2019-08-21T15:12:57.978596+00:00 heroku[init.1]: Process exited with status 2

So can I easily deploy a Flask app to Heroku without using SQLAlchemy, or at least not an ORM, so that I can use my plain SQL commands?

Upvotes: 0

Views: 1336

Answers (1)

Chris
Chris

Reputation: 136972

You're conflating SQLAlchemy and PostgreSQL.

SQLAlchemy provides

  • a unified, relatively low-level interface for working with many different database backends via SQLAlchemy Core, and
  • an optional ORM

It can be used with both PostgreSQL and SQLite (and others).

PostgreSQL is a relational database management system, much like SQLite is.

You can use Postgres directly, e.g. with psycopg2, or with something like SQLAlchemy.


You can't use SQLite on Heroku, with or without SQLAlchemy.

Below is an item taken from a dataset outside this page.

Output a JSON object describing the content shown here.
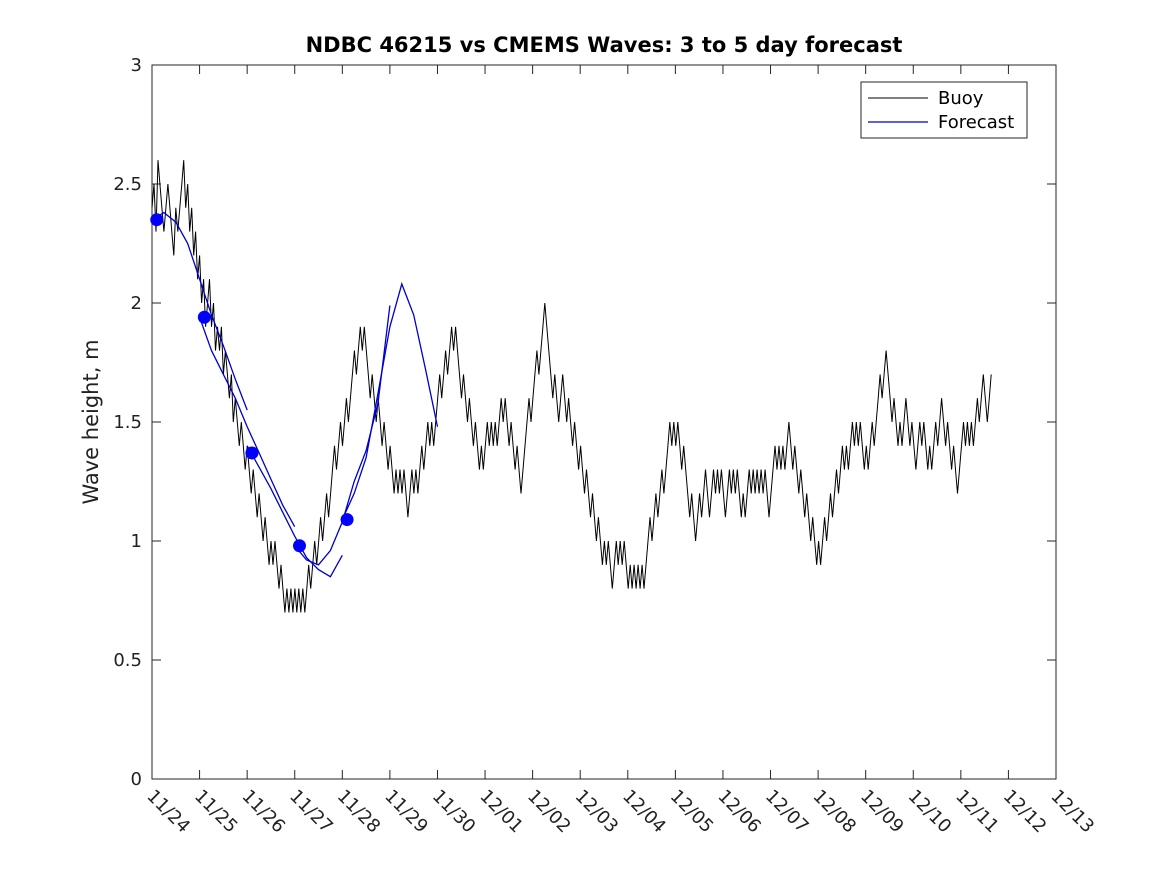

SQLite saves its data in a file on the filesystem, and this doesn't play nicely with Heroku's ephemeral filesystem.

To use Postgres without SQLAlchemy, simply

  • provision the add-on (this should happen automatically if you add psycopg2 to your dependencies),
  • and connect to it via the connection string given in the DATABASE_URL environment variable.

I am also using a schema.sql file containing all the code to create the schema (CREATE TABLE user, etc.) which is launched with the command flask init-db.

As long as the schema.sql is part of your application you should be able to do

heroku run flask init-db

If that doesn't work you should be able to do something like

cat schema.sql | heroku pg:psql

though personally I'd dig into why heroku run isn't doing what you want, first.


Finally, I strongly recommend switching to PostgreSQL in development as well.

SQLite and PostgreSQL are different products and don't always behave the same way. Some measure of uniformity can be achieved through an ORM or SQLAlchemy's Core (though even then I recommend using the same database everywhere), but if you're writing raw SQL the differences become more important.